Dog Training Mistakes

Everyone makes handler errors. From novice to expert, everyone makes mistakes…

pheasantThe question is: Is it better to make mistakes in training or during an emergency? Obviously, it is better to make mistakes, and have them fixed, during training. You aren’t going to innovate a new or better skill during an emergency. During emergencies, you will probably perform as good as your worst day during training.

Thus, we want to make our mistakes during training, so they can be discovered and fixed. I teach that you should embrace mistake making. You want your mistakes to come out so they can be addressed properly. I purposely set up problems so that students will make mistakes. Not to fool them or make them look like fools, but to let them see their mistakes, so they remember the wrong way so they can learn and remember the right way.

For example, I was working with a family this weekend on Heeling (teaching a dog to walk by your side on command). We were practicing Heeling, then putting the dog on a Sit Stay, and then walking across a busy street. A number of times, the owners stepped into traffic and were hit by a speeding car. Fortunately, we were doing this inside their kitchen, so no one really was injured, but they got the point. I do real life training, and I set up real world scenarios. I want my students making errors in the training so that they don’t make deadly errors once they are in the real world.

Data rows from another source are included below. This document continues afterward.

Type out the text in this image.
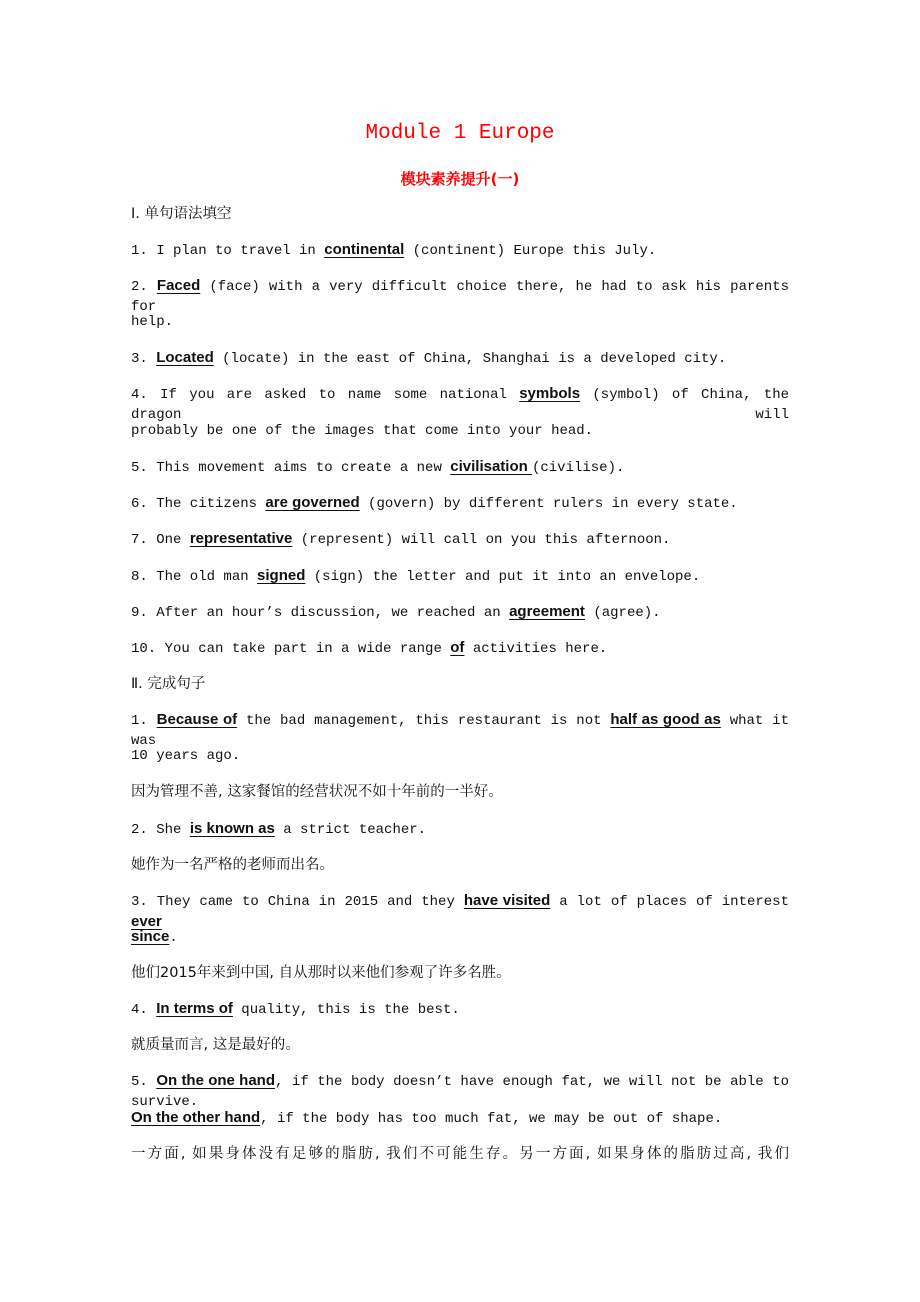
Module 1 Europe
模块素养提升(一)
Ⅰ. 单句语法填空
1. I plan to travel in continental (continent) Europe this July.
2. Faced (face) with a very difficult choice there, he had to ask his parents for
help.
3. Located (locate) in the east of China, Shanghai is a developed city.
4. If you are asked to name some national symbols (symbol) of China, the dragon will
probably be one of the images that come into your head.
5. This movement aims to create a new civilisation (civilise).
6. The citizens are governed (govern) by different rulers in every state.
7. One representative (represent) will call on you this afternoon.
8. The old man signed (sign) the letter and put it into an envelope.
9. After an hour’s discussion, we reached an agreement (agree).
10. You can take part in a wide range of activities here.
Ⅱ. 完成句子
1. Because of the bad management, this restaurant is not half as good as what it was
10 years ago.
因为管理不善, 这家餐馆的经营状况不如十年前的一半好。
2. She is known as a strict teacher.
她作为一名严格的老师而出名。
3. They came to China in 2015 and they have visited a lot of places of interest ever
since.
他们2015年来到中国, 自从那时以来他们参观了许多名胜。
4. In terms of quality, this is the best.
就质量而言, 这是最好的。
5. On the one hand, if the body doesn’t have enough fat, we will not be able to survive.
On the other hand, if the body has too much fat, we may be out of shape.
一方面, 如果身体没有足够的脂肪, 我们不可能生存。另一方面, 如果身体的脂肪过高, 我们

I have had a few students that didn’t like this type of training. Some people are very embarrassed if they make a mistake. They think they somehow have to be perfect, doing a skill that isn’t yet perfect. They put themselves under too much pressure to do everything right. I try to explain that no one does things perfectly at the start of any new skill. No one. However, that message doesn’t always get through, even though I explicitly explain what and why we are doing real life scenarios.

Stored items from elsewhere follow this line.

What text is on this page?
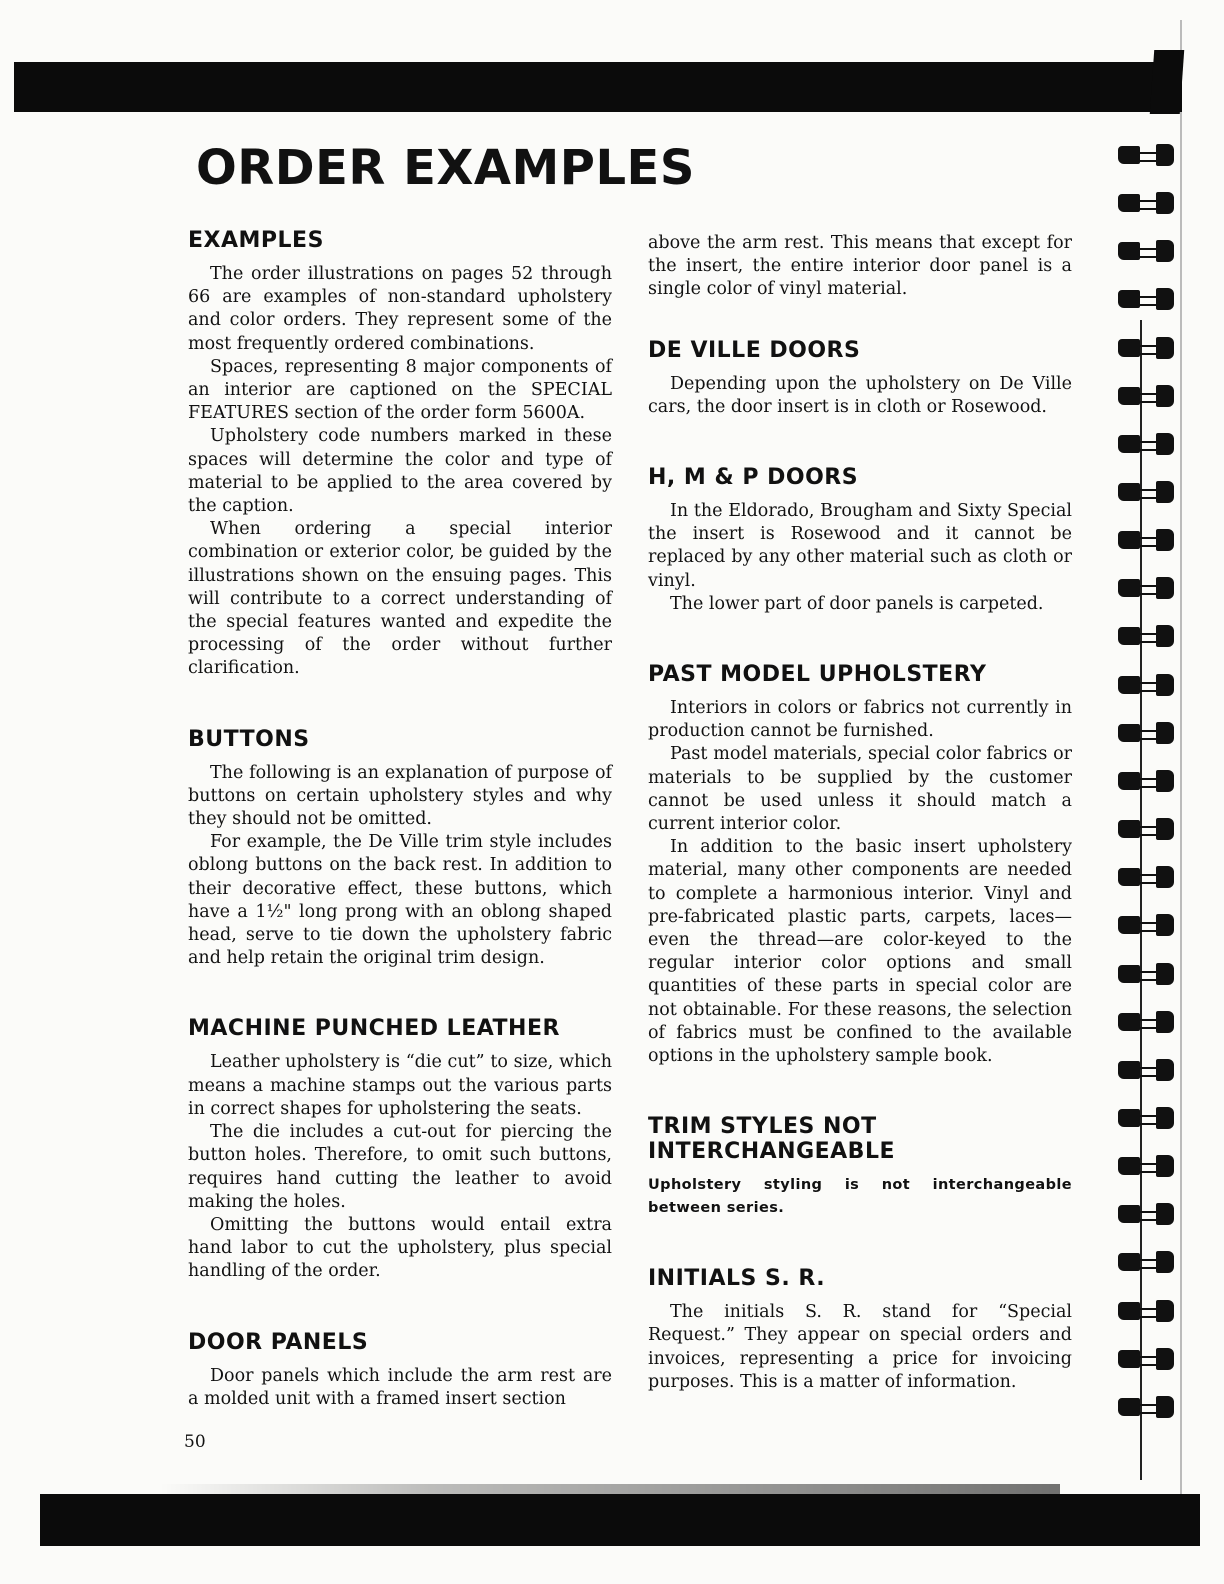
ORDER EXAMPLES
EXAMPLES

The order illustrations on pages 52 through 66 are examples of non-standard upholstery and color orders. They represent some of the most frequently ordered combinations.

Spaces, representing 8 major components of an interior are captioned on the SPECIAL FEATURES section of the order form 5600A.

Upholstery code numbers marked in these spaces will determine the color and type of material to be applied to the area covered by the caption.

When ordering a special interior combination or exterior color, be guided by the illustrations shown on the ensuing pages. This will contribute to a correct understanding of the special features wanted and expedite the processing of the order without further clarification.

BUTTONS

The following is an explanation of purpose of buttons on certain upholstery styles and why they should not be omitted.

For example, the De Ville trim style includes oblong buttons on the back rest. In addition to their decorative effect, these buttons, which have a 1½" long prong with an oblong shaped head, serve to tie down the upholstery fabric and help retain the original trim design.

MACHINE PUNCHED LEATHER

Leather upholstery is “die cut” to size, which means a machine stamps out the various parts in correct shapes for upholstering the seats.

The die includes a cut-out for piercing the button holes. Therefore, to omit such buttons, requires hand cutting the leather to avoid making the holes.

Omitting the buttons would entail extra hand labor to cut the upholstery, plus special handling of the order.

DOOR PANELS

Door panels which include the arm rest are a molded unit with a framed insert section

above the arm rest. This means that except for the insert, the entire interior door panel is a single color of vinyl material.

DE VILLE DOORS

Depending upon the upholstery on De Ville cars, the door insert is in cloth or Rosewood.

H, M & P DOORS

In the Eldorado, Brougham and Sixty Special the insert is Rosewood and it cannot be replaced by any other material such as cloth or vinyl.

The lower part of door panels is carpeted.

PAST MODEL UPHOLSTERY

Interiors in colors or fabrics not currently in production cannot be furnished.

Past model materials, special color fabrics or materials to be supplied by the customer cannot be used unless it should match a current interior color.

In addition to the basic insert upholstery material, many other components are needed to complete a harmonious interior. Vinyl and pre-fabricated plastic parts, carpets, laces—even the thread—are color-keyed to the regular interior color options and small quantities of these parts in special color are not obtainable. For these reasons, the selection of fabrics must be confined to the available options in the upholstery sample book.

TRIM STYLES NOT
INTERCHANGEABLE

Upholstery styling is not interchangeable between series.

INITIALS S. R.

The initials S. R. stand for “Special Request.” They appear on special orders and invoices, representing a price for invoicing purposes. This is a matter of information.

50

Two times in the past 3 weeks I have heard back from two students who had to use their obedience in a real world situation. In the first incident, the owner was able to call back his 2 pit bulls off a full on chase after a guinea hen flew into his yard. The dogs came back and the bird was unharmed. In the second case, I’ve been working with the wife and their year old yellow Lab. The husband hasn’t participated in the training, and apparently has been dismissive of the wife’s efforts. He was home alone with the dog, their dog accidentally got out of the garage and was running down the street. The husband called the dog. It didn’t come. He called again, and again, and it didn’t come. He then remembered the correct command, called the dog, the dog instantly pivoted and ran back to him. That probably saved the dog’s life. The wife would have known what to do, because we had trained that exact scenario.

So, embrace mistakes. I’m ok with you making mistakes. I make mistakes, too. Any trainer that pretends that they don’t make mistakes isn’t being honest with you or themselves, and is probably not someone you want to work with. Find the bugs, work out the bugs, become bug free. Or mostly bug free. You may need all that someday.